Der israelische Historiker und Journalist Tom Segev ist in diesem Herbstsemester zu Gast am Institut für Jüdisch-Christliche Forschung (IJCF). Der erste Vortrag seiner Lehrveranstaltung über den Staatsgründer David Ben Gurion und die Geschichte Israels ist öffentlich.

Dr. Tom Segev. (Bild: © Dan Porges; Ausschnitt)

Der Staat Israel ist eine der grössten Erfolgsgeschichten des 20. Jahrhunderts. Diesen Schluss zieht Tom Segev in seiner 2018 erschienenen Biografie David Ben Gurions. Allerdings steht Israel heute noch immer vor denselben Problemen, die bereits den Staatsgründer beschäftigten. Das sind vor allem die Suche nach Frieden und nach einer gemeinsamen jüdisch-israelischen Identität. Dieses Thema nimmt Segev in seiner auf Deutsch gehaltenen Vorlesung auf. 

Der erste Vortrag der Lehrveranstaltung vom Montag, 16. September, ist öffentlich (18.15 Uhr, HS 5). Die weiteren Teile der Vorlesung sind offen für Studierende sowie Hörerinnen und Hörer. Dazu ist eine reguläre Anmeldung erforderlich. 

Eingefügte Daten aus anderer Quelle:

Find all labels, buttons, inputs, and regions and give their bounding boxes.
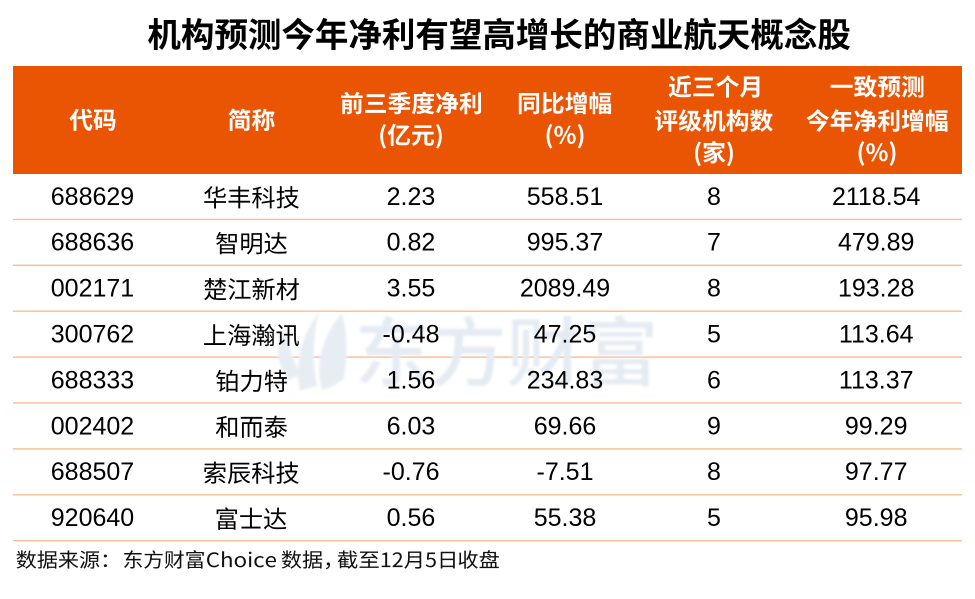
svg-text:688636: 688636 [51,229,134,257]
svg-text:0.56: 0.56 [387,504,436,532]
svg-text:002402: 002402 [51,412,134,440]
svg-text:920640: 920640 [51,504,134,532]
svg-text:113.64: 113.64 [839,321,914,349]
svg-text:9: 9 [707,412,721,440]
svg-text:6.03: 6.03 [387,412,436,440]
svg-text:8: 8 [707,458,721,486]
svg-text:2.23: 2.23 [387,183,436,211]
svg-text:2089.49: 2089.49 [520,275,610,303]
svg-text:558.51: 558.51 [527,183,603,211]
svg-text:3.55: 3.55 [387,275,436,303]
svg-text:234.83: 234.83 [527,366,603,394]
svg-text:99.29: 99.29 [845,412,908,440]
svg-text:47.25: 47.25 [534,321,597,349]
svg-text:-0.48: -0.48 [383,321,440,349]
svg-text:5: 5 [707,321,721,349]
svg-text:5: 5 [707,504,721,532]
svg-text:7: 7 [707,229,721,257]
svg-text:995.37: 995.37 [527,229,603,257]
svg-text:688333: 688333 [51,366,134,394]
svg-text:002171: 002171 [51,275,134,303]
svg-text:95.98: 95.98 [845,504,908,532]
svg-text:8: 8 [707,275,721,303]
svg-text:479.89: 479.89 [838,229,914,257]
svg-text:1.56: 1.56 [387,366,436,394]
svg-text:6: 6 [707,366,721,394]
svg-text:8: 8 [707,183,721,211]
svg-text:113.37: 113.37 [839,366,914,394]
svg-text:193.28: 193.28 [838,275,914,303]
svg-text:-0.76: -0.76 [383,458,440,486]
svg-text:300762: 300762 [51,321,134,349]
svg-text:2118.54: 2118.54 [832,183,921,211]
svg-text:688507: 688507 [51,458,134,486]
svg-text:-7.51: -7.51 [537,458,594,486]
svg-text:55.38: 55.38 [534,504,597,532]
svg-text:0.82: 0.82 [387,229,436,257]
svg-text:97.77: 97.77 [845,458,908,486]
svg-text:69.66: 69.66 [534,412,597,440]
svg-text:688629: 688629 [51,183,134,211]
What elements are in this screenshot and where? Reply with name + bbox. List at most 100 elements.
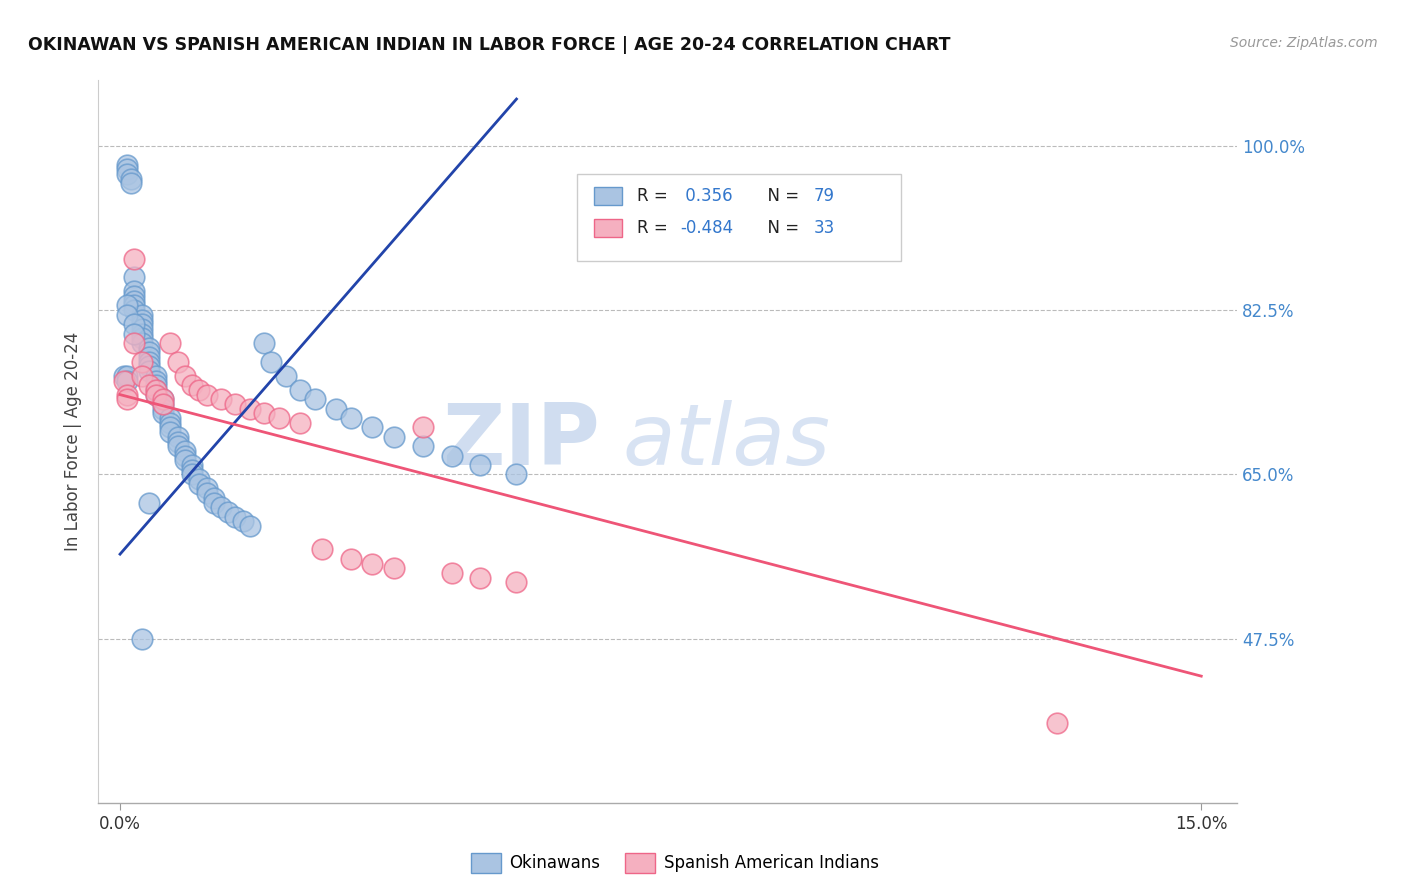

Bedeutender Historiker und Journalist

Tom Segev ist ein international renommierter israelischer Historiker und Journalist. Er studierte Geschichte und Politikwissenschaften an der Hebräischen Universität Jerusalem und promovierte 1977 mit seiner Dissertation "Die Soldaten des Bösen. Zur Geschichte der KZ-Kommandanten" an der Boston University. In den 1970er Jahren war Segev in Bonn als Deutschlandkorrespondent für die israelische Tageszeitung "Maariw" tätig. Als Kolumnist schreibt er für die israelische Zeitung "Haaretz". Seine Bücher, allesamt Bestseller und Klassiker, lösten Kontroversen in Israel, Europa und den USA aus und führten zu einer Neubewertung der Geschichte des Zionismus, des Landes Israel und der Palästinafrage. 2000 erhielt Tom Segev den National Jewish Book Award für sein Buch "Es war einmal ein Palästina" und 2015 den Friedenspreis der Geschwister Korn und Gerstenmann-Stiftung für sein literarisches, publizistisches und kulturelles Lebenswerk.

Gastprofessuren am IJCF

Seit 1974 bietet das IJCF jedes Jahr eine Veranstaltung von einer Gastprofessorin oder einem Gastprofessor aus Israel, Amerika oder Europa im Bereich der Judaistik an. Durch diese Gastprofessuren soll ein internationaler und interreligiöser Wissensaustausch kontinuierlich gefördert und die Durchführung gemeinsamer Forschungsprojekte ermöglicht werden. Seit dem Wintersemester 2003/2004 werden die Lehrveranstaltungen durch die Daniel Gablinger-Stiftung in Zürich finanziert. Vor einem Jahr durfte am IJCF Daniel Hoffmann, Professor für Neuere Deutsche Literaturwissenschaft, begrüsst werden. 2017 waren Aleida und Jan Assmann zu Gast.